Overview of the Data Inventory

Your Data Inventory is the base truth of all data in your company: data silos, the datapoints inside them, and metadata about what each datapoint represents. This is the system-level reality, and it powers other features across the Transcend platform, from keeping your ROPA live-updated to generating Consent rules for that newly-added advertising platform to encoding erasure logic in your data warehouse.

The Data Inventory can be automatically populated via data discovery, using Transcend's suite of discovery products:

  • Silo Discovery finds your databases, SaaS tools, and vendors.
  • Structured Discovery scans your databases and SaaS tools and classifies the data stored inside them, right down to the field or column level.
  • Unstructured Discovery scans your unstructured file stores to find and classify personal data inside documents.

With so many systems, it can be hard to track down exactly how each one is used. It's easier if you know who's responsible for that system. In Transcend, assign data silos to individuals within your organization. All you need to do is hover over the data silo row in Data Inventory and either enter the owner's name for existing Transcend users or enter the email of users who do not yet have a Transcend account—they'll receive an invitation with instructions.

Each data silo listed in Data Inventory has fields that help you understand your complete privacy footprint. We'll go through each to help you understand their purpose.

You can manually add a data silo at any time by clicking on the "Add Data Silo" button.

The name and, where possible, an automatically-loaded logo of the data silo in your inventory. Any data silos added to your Data Inventory will also appear in Integrations and vice versa. Any changes made in Data Inventory will also be reflected in Integrations.

The person who is responsible for managing this data silo in your organization. Setting the Owner for a Data Silo here will be reflected everywhere in Transcend.

The total number of datapoints housed in this data silo. Clicking on this field will show you the filtered list of datapoints associated with this data silo in the Datapoints tab.

Which categories of individuals have personal data in this system. An example of a data subject might be "Employee" or "Customer".

A summary of the purpose of this data silo. This is typically pre-populated by Transcend- but you can overwrite it if need be.

The Datapoints tab gives you a detailed view of every piece of data your systems house across your company's digital footprint.

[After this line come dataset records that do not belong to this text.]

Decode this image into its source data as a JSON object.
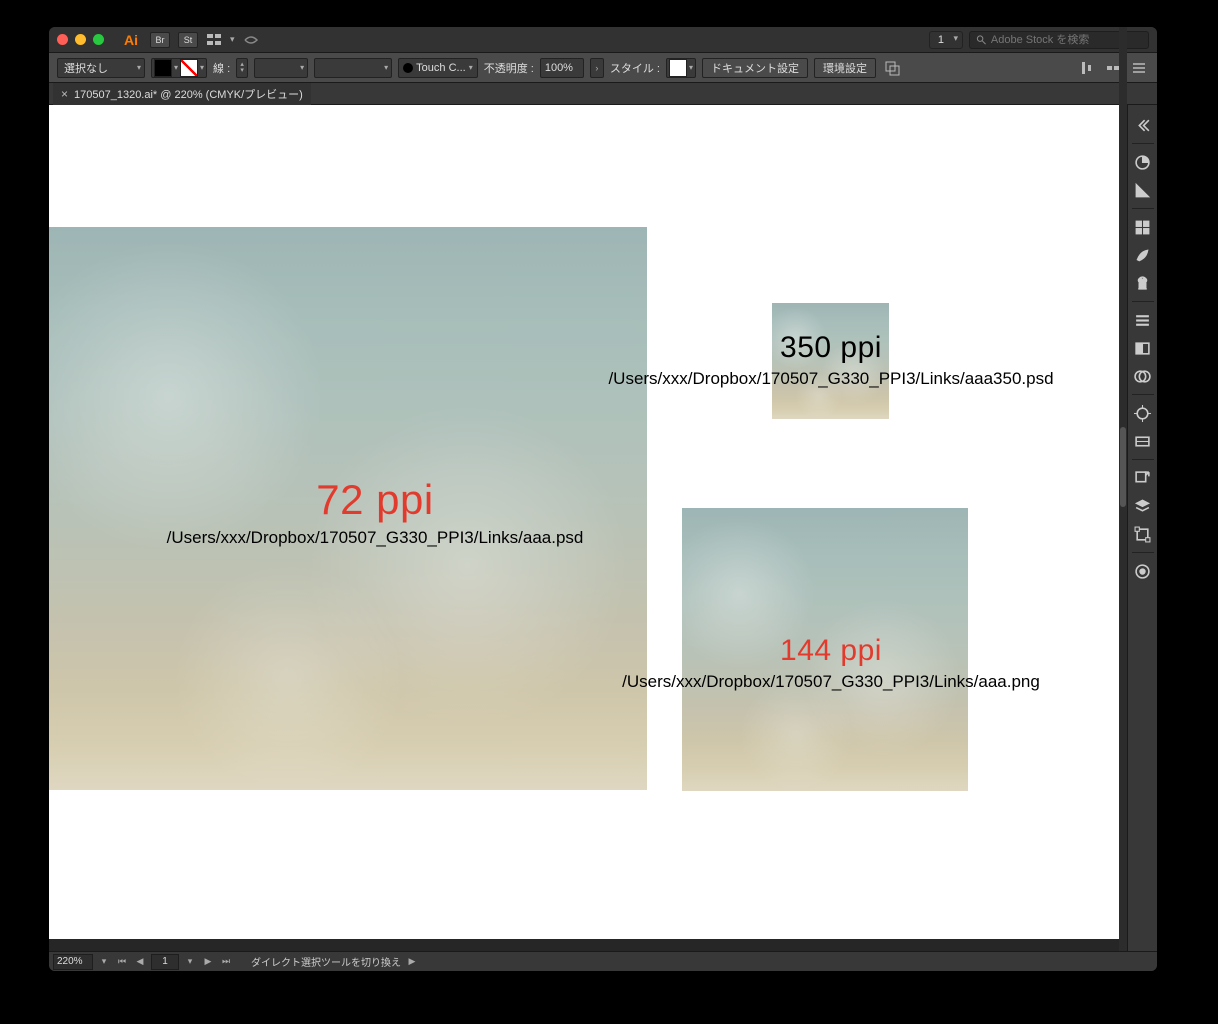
{
  "titlebar": {
    "app": "Ai",
    "bridge": "Br",
    "stock": "St",
    "workspace": "1",
    "search_placeholder": "Adobe Stock を検索"
  },
  "controlbar": {
    "selection": "選択なし",
    "stroke_label": "線 :",
    "touch_label": "Touch C...",
    "opacity_label": "不透明度 :",
    "opacity_value": "100%",
    "style_label": "スタイル :",
    "doc_setup": "ドキュメント設定",
    "prefs": "環境設定"
  },
  "tab": {
    "title": "170507_1320.ai* @ 220% (CMYK/プレビュー)"
  },
  "canvas": {
    "item1": {
      "ppi": "72 ppi",
      "path": "/Users/xxx/Dropbox/170507_G330_PPI3/Links/aaa.psd"
    },
    "item2": {
      "ppi": "350 ppi",
      "path": "/Users/xxx/Dropbox/170507_G330_PPI3/Links/aaa350.psd"
    },
    "item3": {
      "ppi": "144 ppi",
      "path": "/Users/xxx/Dropbox/170507_G330_PPI3/Links/aaa.png"
    }
  },
  "statusbar": {
    "zoom": "220%",
    "page": "1",
    "hint": "ダイレクト選択ツールを切り換え"
  }
}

The system that a datapoint belongs to. Read more about Data Silos.

The name of a given datapoint. This is associated with the literal name of an object inside a system. The datapoint corresponds to objects in SaaS tools, or tables in relational databases.

Properties are the fields on an object or datapoint. For example, in a relational database, the property corresponds to a column name, and in Salesforce, a field of a custom object.

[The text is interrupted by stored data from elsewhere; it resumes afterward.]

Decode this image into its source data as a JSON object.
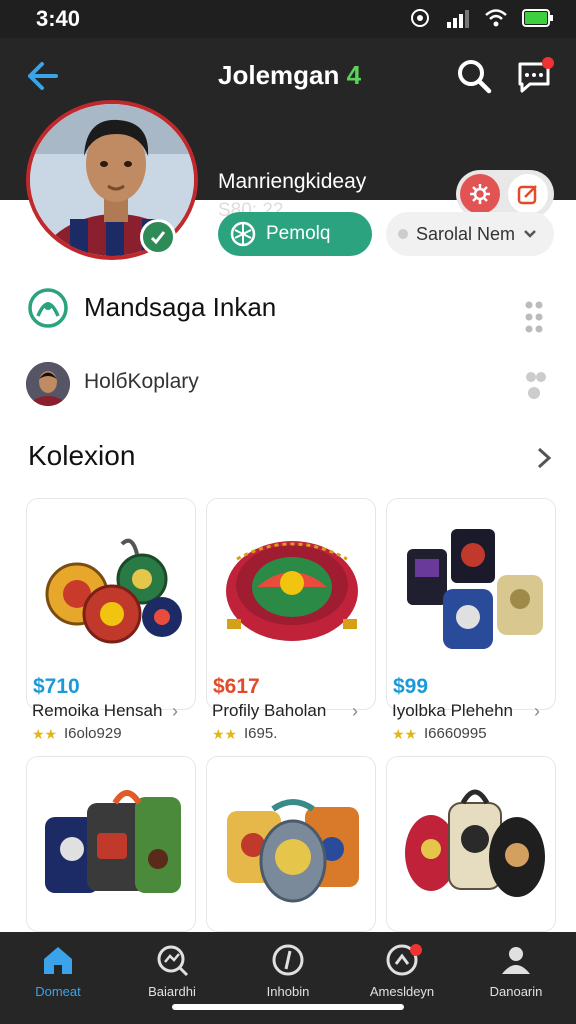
{
  "status_bar": {
    "time": "3:40"
  },
  "header": {
    "title_text": "Jolemgan",
    "title_count": "4",
    "user_name": "Manriengkideay",
    "user_sub": "S80: 22"
  },
  "actions": {
    "primary_label": "Pemolq",
    "secondary_label": "Sarolal Nem"
  },
  "info": {
    "row1_label": "Mandsaga Inkan",
    "row2_label": "HolбKoplary"
  },
  "section": {
    "title": "Kolexion"
  },
  "products": [
    {
      "price": "$710",
      "name": "Remoika Hensah",
      "count": "I6olo929",
      "price_color": "#1a9bd7"
    },
    {
      "price": "$617",
      "name": "Profily Baholan",
      "count": "I695.",
      "price_color": "#e14b2b"
    },
    {
      "price": "$99",
      "name": "Iyolbka Plehehn",
      "count": "I6660995",
      "price_color": "#1a9bd7"
    },
    {
      "price": "",
      "name": "",
      "count": "",
      "price_color": "#1a9bd7"
    },
    {
      "price": "",
      "name": "",
      "count": "",
      "price_color": "#1a9bd7"
    },
    {
      "price": "",
      "name": "",
      "count": "",
      "price_color": "#1a9bd7"
    }
  ],
  "bottom_nav": [
    {
      "label": "Domeat",
      "icon": "home-icon"
    },
    {
      "label": "Baiardhi",
      "icon": "search-icon"
    },
    {
      "label": "Inhobin",
      "icon": "compass-icon"
    },
    {
      "label": "Amesldeyn",
      "icon": "chat-icon"
    },
    {
      "label": "Danoarin",
      "icon": "person-icon"
    }
  ],
  "colors": {
    "header_bg": "#262626",
    "accent_blue": "#3ba3e9",
    "accent_green": "#2aa37e",
    "title_number": "#5bd35b"
  }
}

Here you can choose the category that best describes the type of data in a datapoint. This describes what kind of data is contained here (e.g., credit card numbers would have the Financial data category). A default set of data categories will be pre-populated by Transcend. Data categories may also have subcategories (e.g., credit card numbers would have a more specific subcategory: Financial | Credit Card Number). Feel free to override our data categories if your use case needs customization.

Here, you can choose the purpose that best describes why your company uses this data. This describes why you collect this data (e.g., Contact information in Mailchimp is likely used for Marketing purposes). A default set of data categories will be pre-populated by Transcend. Feel free to override our labels if your use case needs customization.

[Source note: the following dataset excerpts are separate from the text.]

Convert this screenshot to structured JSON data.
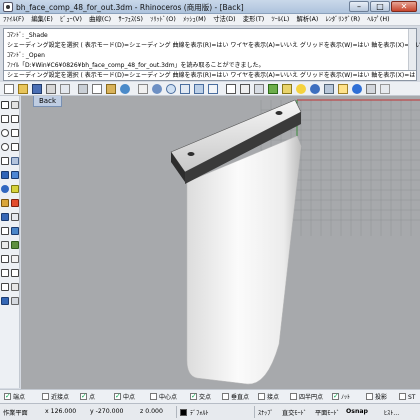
{
  "window": {
    "title": "bh_face_comp_48_for_out.3dm - Rhinoceros (商用版) - [Back]",
    "buttons": {
      "minimize": "–",
      "maximize": "□",
      "close": "✕"
    }
  },
  "menubar": [
    "ﾌｧｲﾙ(F)",
    "編集(E)",
    "ﾋﾞｭｰ(V)",
    "曲線(C)",
    "ｻｰﾌｪｽ(S)",
    "ｿﾘｯﾄﾞ(O)",
    "ﾒｯｼｭ(M)",
    "寸法(D)",
    "変形(T)",
    "ﾂｰﾙ(L)",
    "解析(A)",
    "ﾚﾝﾀﾞﾘﾝｸﾞ(R)",
    "ﾍﾙﾌﾟ(H)"
  ],
  "command": {
    "history": [
      "ｺﾏﾝﾄﾞ: _Shade",
      "シェーディング設定を選択 ( 表示モード(D)=シェーディング 曲線を表示(R)=はい ワイヤを表示(A)=いいえ グリッドを表示(W)=はい 軸を表示(X)=はい ):",
      "ｺﾏﾝﾄﾞ: _Open",
      "ﾌｧｲﾙ「D:¥Win¥C6¥0826¥bh_face_comp_48_for_out.3dm」を読み取ることができました。"
    ],
    "prompt": "シェーディング設定を選択 ( 表示モード(D)=シェーディング 曲線を表示(R)=はい ワイヤを表示(A)=いいえ グリッドを表示(W)=はい 軸を表示(X)=はい ):"
  },
  "viewport": {
    "tab_label": "Back"
  },
  "osnap": [
    {
      "label": "端点",
      "checked": true
    },
    {
      "label": "近接点",
      "checked": false
    },
    {
      "label": "点",
      "checked": true
    },
    {
      "label": "中点",
      "checked": true
    },
    {
      "label": "中心点",
      "checked": false
    },
    {
      "label": "交点",
      "checked": true
    },
    {
      "label": "垂直点",
      "checked": false
    },
    {
      "label": "接点",
      "checked": false
    },
    {
      "label": "四半円点",
      "checked": false
    },
    {
      "label": "ﾉｯﾄ",
      "checked": true
    },
    {
      "label": "投影",
      "checked": false
    },
    {
      "label": "ST",
      "checked": false
    }
  ],
  "status": {
    "plane": "作業平面",
    "x": "x 126.000",
    "y": "y -270.000",
    "z": "z 0.000",
    "layer": "ﾃﾞﾌｫﾙﾄ",
    "snap": "ｽﾅｯﾌﾟ",
    "ortho": "直交ﾓｰﾄﾞ",
    "planar": "平面ﾓｰﾄﾞ",
    "osnap": "Osnap",
    "history": "ﾋｽﾄ..."
  },
  "colors": {
    "viewport_bg": "#a7a9ac",
    "model": "#f3f3f3",
    "bracket": "#2d2d2d",
    "titlebar": "#b9cbe0"
  }
}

This field is used to help describe what this datapoint is and how it's used. This also comes pre-labeled for the most common tools, and you can edit any datapoint's description.

The Data Categories tab is a great way to see the breakdown of how many datapoints you have in each category. Clicking the datapoint count on a category will link you to a filtered list of all the datapoints belonging to that category.

The Purposes of Processing tab is similar to the Data Categories tab in that all purposes of processing are counted across all your datapoints. Similarly, you can click on the datapoint count for any purpose of processing to see a filtered list of all datapoints that are used for that purpose.

The Audit Trail tab records a log of all activity in your Data Inventory—from datapoints created, to categories added, to integrations updated. This log shows events by users in your org as well as updates automatically made by Transcend.

You can expand events to see the diff'ed changes, which can be useful for debugging or troubleshooting.

You can filter the audit trail by the User who performed the event, the Event Type, whether the event was automated (i.e., by Transcend), and by a particular data silo.

Each tab in the Data Inventory has extensive filtering options, allowing you to filter by any metadata, such as by Data Silo, Data Category, or Purpose of Processing.

Use the filter-search bar to pull the data you need.

Columns in the Data Inventory can be reordered and hidden as desired. Click on the "Columns" button in the top right above a table to reveal these settings. Changes made to on the "Organization" tab will be applied to the whole organization, while the changes made on the "Personal" tab will only apply to your view of the given table.

Deselect columns from the list on the left to hide them from your table. Drag and drop columns on the right to reorder them in your table.

You can export a CSV from any table in Data Inventory. Any filters applied to the table will also apply to your export. You can also use our GraphQL API to access your Data Inventory programmatically.